More specifically, services with StartLimitBurst
may fail to start because the unit has exceeded the failed limit.
What does this mean?
The module does its job well, but unfortunately, systemctl
commands fail when a service exceeds the limits set by StartLimitBurst
and StartLimitIntervalSec
.
As a result, the failure of these commands is reflected in the module’s failure.

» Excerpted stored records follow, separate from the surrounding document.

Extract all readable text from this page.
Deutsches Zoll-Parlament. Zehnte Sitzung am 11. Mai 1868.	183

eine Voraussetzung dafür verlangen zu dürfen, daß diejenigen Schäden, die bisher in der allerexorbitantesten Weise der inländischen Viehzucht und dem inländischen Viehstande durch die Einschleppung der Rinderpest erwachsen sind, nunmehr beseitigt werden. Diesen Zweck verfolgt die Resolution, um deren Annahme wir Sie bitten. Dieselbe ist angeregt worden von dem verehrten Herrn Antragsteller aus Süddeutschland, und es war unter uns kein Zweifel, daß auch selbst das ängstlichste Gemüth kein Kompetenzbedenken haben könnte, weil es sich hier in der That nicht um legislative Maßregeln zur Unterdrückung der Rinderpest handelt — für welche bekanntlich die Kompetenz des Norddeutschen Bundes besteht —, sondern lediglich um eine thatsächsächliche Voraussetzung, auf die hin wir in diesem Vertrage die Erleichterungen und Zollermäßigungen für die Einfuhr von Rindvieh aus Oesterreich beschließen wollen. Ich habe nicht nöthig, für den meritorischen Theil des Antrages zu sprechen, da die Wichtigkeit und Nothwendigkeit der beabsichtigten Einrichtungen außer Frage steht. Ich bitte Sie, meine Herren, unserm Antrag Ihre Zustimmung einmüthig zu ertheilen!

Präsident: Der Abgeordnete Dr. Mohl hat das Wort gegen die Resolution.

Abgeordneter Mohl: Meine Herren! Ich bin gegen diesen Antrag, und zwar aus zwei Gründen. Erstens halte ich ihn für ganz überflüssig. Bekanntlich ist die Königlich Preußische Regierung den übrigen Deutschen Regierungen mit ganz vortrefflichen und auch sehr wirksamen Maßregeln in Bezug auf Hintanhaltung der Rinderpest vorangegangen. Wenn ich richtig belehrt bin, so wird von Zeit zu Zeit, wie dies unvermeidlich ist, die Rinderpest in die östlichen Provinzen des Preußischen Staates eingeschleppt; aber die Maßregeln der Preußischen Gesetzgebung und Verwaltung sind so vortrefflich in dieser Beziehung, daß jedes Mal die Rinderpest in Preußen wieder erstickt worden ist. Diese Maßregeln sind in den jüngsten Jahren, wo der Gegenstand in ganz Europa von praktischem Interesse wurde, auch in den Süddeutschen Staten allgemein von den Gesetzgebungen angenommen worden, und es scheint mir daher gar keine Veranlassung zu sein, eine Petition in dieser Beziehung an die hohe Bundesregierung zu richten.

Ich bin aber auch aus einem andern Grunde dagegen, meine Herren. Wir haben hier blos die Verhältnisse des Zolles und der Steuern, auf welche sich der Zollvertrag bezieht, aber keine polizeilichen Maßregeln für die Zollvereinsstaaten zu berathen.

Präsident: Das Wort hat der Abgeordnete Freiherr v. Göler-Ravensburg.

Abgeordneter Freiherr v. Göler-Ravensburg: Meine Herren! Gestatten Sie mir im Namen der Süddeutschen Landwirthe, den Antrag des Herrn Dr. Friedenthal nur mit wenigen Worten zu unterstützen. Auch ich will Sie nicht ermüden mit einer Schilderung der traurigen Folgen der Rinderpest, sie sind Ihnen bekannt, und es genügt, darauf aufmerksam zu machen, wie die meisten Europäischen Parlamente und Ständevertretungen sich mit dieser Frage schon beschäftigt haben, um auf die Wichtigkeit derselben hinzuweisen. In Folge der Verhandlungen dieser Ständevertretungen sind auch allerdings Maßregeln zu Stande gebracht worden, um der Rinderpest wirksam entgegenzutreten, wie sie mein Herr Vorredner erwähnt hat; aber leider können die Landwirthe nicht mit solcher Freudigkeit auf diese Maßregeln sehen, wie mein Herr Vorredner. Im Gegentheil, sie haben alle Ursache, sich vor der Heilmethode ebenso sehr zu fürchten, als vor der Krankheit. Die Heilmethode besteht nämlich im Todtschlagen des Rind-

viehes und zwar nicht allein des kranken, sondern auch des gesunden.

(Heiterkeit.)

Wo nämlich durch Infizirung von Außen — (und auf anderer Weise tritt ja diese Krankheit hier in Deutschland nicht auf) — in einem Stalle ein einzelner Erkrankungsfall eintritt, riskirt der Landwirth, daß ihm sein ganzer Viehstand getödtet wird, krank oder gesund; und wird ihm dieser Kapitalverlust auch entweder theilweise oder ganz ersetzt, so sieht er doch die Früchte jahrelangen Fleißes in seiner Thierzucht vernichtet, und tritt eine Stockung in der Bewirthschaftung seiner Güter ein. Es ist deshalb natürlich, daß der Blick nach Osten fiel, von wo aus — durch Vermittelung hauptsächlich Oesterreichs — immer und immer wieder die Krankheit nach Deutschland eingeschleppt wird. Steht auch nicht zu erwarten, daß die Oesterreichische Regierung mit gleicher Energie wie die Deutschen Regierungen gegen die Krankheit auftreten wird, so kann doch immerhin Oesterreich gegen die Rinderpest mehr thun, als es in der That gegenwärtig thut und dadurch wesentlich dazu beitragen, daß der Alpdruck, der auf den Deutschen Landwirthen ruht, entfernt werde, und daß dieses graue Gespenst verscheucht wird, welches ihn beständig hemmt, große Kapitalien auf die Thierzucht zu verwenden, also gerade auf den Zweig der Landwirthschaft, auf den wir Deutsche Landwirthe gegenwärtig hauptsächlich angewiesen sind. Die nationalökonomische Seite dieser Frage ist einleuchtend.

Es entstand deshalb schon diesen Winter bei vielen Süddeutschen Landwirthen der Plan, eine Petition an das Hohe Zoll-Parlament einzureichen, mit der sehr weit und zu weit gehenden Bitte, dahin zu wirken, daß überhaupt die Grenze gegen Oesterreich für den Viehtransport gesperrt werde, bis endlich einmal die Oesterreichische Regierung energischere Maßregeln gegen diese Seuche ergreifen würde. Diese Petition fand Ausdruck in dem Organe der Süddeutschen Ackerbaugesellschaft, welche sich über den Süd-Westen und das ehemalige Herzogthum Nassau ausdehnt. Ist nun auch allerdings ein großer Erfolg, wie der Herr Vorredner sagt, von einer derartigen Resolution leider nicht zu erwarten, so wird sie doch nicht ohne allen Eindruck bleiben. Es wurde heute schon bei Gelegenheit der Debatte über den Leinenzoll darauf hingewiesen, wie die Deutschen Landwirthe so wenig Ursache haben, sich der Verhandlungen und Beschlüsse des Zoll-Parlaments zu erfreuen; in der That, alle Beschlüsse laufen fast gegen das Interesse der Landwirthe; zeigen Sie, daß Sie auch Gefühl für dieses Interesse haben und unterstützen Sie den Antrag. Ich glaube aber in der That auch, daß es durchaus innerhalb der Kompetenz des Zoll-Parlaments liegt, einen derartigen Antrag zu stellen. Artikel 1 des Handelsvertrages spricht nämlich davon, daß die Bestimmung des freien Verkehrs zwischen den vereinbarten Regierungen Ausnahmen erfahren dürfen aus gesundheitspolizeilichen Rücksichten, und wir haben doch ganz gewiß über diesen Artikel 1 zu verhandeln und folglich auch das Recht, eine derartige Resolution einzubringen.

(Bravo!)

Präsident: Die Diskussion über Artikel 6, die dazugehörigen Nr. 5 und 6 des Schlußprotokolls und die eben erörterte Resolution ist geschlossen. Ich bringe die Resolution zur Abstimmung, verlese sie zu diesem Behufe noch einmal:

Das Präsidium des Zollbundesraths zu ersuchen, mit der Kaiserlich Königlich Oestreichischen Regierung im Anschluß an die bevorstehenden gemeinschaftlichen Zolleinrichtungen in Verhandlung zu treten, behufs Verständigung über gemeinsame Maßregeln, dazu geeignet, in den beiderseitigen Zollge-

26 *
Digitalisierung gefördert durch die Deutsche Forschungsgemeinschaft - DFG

For testing, I used a modified version of the ansible_test
service.
[Unit]
Description=Ansible Test Service
StartLimitBurst=1
StartLimitIntervalSec=60
[Service]
ExecStart=/usr/sbin/ansible_test_service "Test\nthat newlines in scripts\nwork"
ExecReload=/bin/true
Restart=on-failure
Type=forking
PIDFile=/var/run/ansible_test_service.pid
[Install]
WantedBy=multi-user.target
# systemctl status ansible_test.service
× ansible_test.service - Ansible Test Service
Loaded: loaded (/etc/systemd/system/ansible_test.service; enabled; preset: disab
Active: failed (Result: signal) since Fri 2025-02-21 18:53:10 CET; 17min ago
Duration: 4.504s
Process: 1887 ExecStart=/usr/sbin/ansible_test_service Test
that newlines in scripts
work (code=exited, status=0/SUCCESS)
Main PID: 1889 (code=killed, signal=KILL)
CPU: 892ms
Feb 21 18:53:10 ansiblecn systemd[1]: ansible_test.service: Scheduled restart job, re
Feb 21 18:53:10 ansiblecn systemd[1]: Stopped Ansible Test Service.
Feb 21 18:53:10 ansiblecn systemd[1]: ansible_test.service: Start request repeated to
Feb 21 18:53:10 ansiblecn systemd[1]: ansible_test.service: Failed with result 'signa
Feb 21 18:53:10 ansiblecn systemd[1]: Failed to start Ansible Test Service.
Feb 21 18:53:10 ansiblecn systemd[1]: ansible_test.service: Start request repeated to
Feb 21 18:53:10 ansiblecn systemd[1]: ansible_test.service: Failed with result 'signa
Feb 21 18:53:10 ansiblecn systemd[1]: Failed to start Ansible Test Service.
TASK [try start after fail] *************************************************************
fatal: [localhost]: FAILED! => {"changed": false, "msg": "Unable to start service ansible_test:
Job for ansible_test.satus ansible_test.service\" and \"journalctl -xeu ansible_test.service\"
for details.\n"}
Would it be useful to handle reset-failed
directly within the systemd_service
module?
For testing, I created a local copy of the module and introduced a new boolean
option, reset_failed
, along with a new code block that performs a reset-failed
on the service before executing state
operations.
TASK [try start after fail] **************************************************************
changed: [localhost] => {"changed": true, "name": "ansible_test", "state": "started",...}}
The rest of the module remains unchanged.